The US Senate has approved a last-minute agreement reached on Monday to resolve the fiscal cliff crisis that threatens the US economy, but not in time for the December 31 deadline to avert automatic tax hikes and spending cuts.
The deal, brokered by Vice President Biden and Senate Minority Leader Mitch McConnell, passed 89 to 8 in a New Year’s morning vote in the Senate but is still pending a vote in the Republican-controlled House of Representatives, expected to take place on later on Tuesday.
If the House approves the agreement, and sends the legislation to President Obama, the economic impact of the cliff is estimated to be minimal.
Under the new deal, tax rates would increase from 35 per cent to 39.6 per cent for individual incomes over $400,000 and couples over $450,000 and tax deductions will start phasing out on incomes as low as $250,000. It will also delay automatic federal spending cuts of $110 billion for two months.

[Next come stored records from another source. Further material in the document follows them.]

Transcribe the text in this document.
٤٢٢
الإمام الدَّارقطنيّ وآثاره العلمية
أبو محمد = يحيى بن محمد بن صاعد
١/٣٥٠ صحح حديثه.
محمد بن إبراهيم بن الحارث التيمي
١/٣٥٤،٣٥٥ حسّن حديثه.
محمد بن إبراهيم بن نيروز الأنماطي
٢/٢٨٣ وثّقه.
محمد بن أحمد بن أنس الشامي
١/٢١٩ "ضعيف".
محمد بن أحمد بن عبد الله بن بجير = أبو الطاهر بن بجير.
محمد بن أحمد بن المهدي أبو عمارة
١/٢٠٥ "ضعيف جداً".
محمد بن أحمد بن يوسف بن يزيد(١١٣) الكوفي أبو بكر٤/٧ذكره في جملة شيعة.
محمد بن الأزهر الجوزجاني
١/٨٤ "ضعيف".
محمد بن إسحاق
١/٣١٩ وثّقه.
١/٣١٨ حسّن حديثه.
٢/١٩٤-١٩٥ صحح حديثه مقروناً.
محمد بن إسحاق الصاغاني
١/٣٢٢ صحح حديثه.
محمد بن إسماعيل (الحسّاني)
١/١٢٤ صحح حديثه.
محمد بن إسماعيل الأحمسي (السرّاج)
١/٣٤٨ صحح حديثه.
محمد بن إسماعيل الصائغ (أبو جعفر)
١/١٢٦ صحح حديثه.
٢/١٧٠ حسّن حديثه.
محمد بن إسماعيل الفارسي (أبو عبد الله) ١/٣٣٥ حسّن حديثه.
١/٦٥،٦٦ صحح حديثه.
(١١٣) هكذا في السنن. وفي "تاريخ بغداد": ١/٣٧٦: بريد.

Without a deal, every US taxpayer would face steep rises, accompanied by deep cuts in federal spending programmes, especially in unemployment benefits.
“Just last month Republicans in Congress said they would never agree to raise tax rates on the wealthiest Americans,” Obama said at a news briefing. “Obviously, the agreement that’s currently being discussed would raise those rates and raise them permanently.”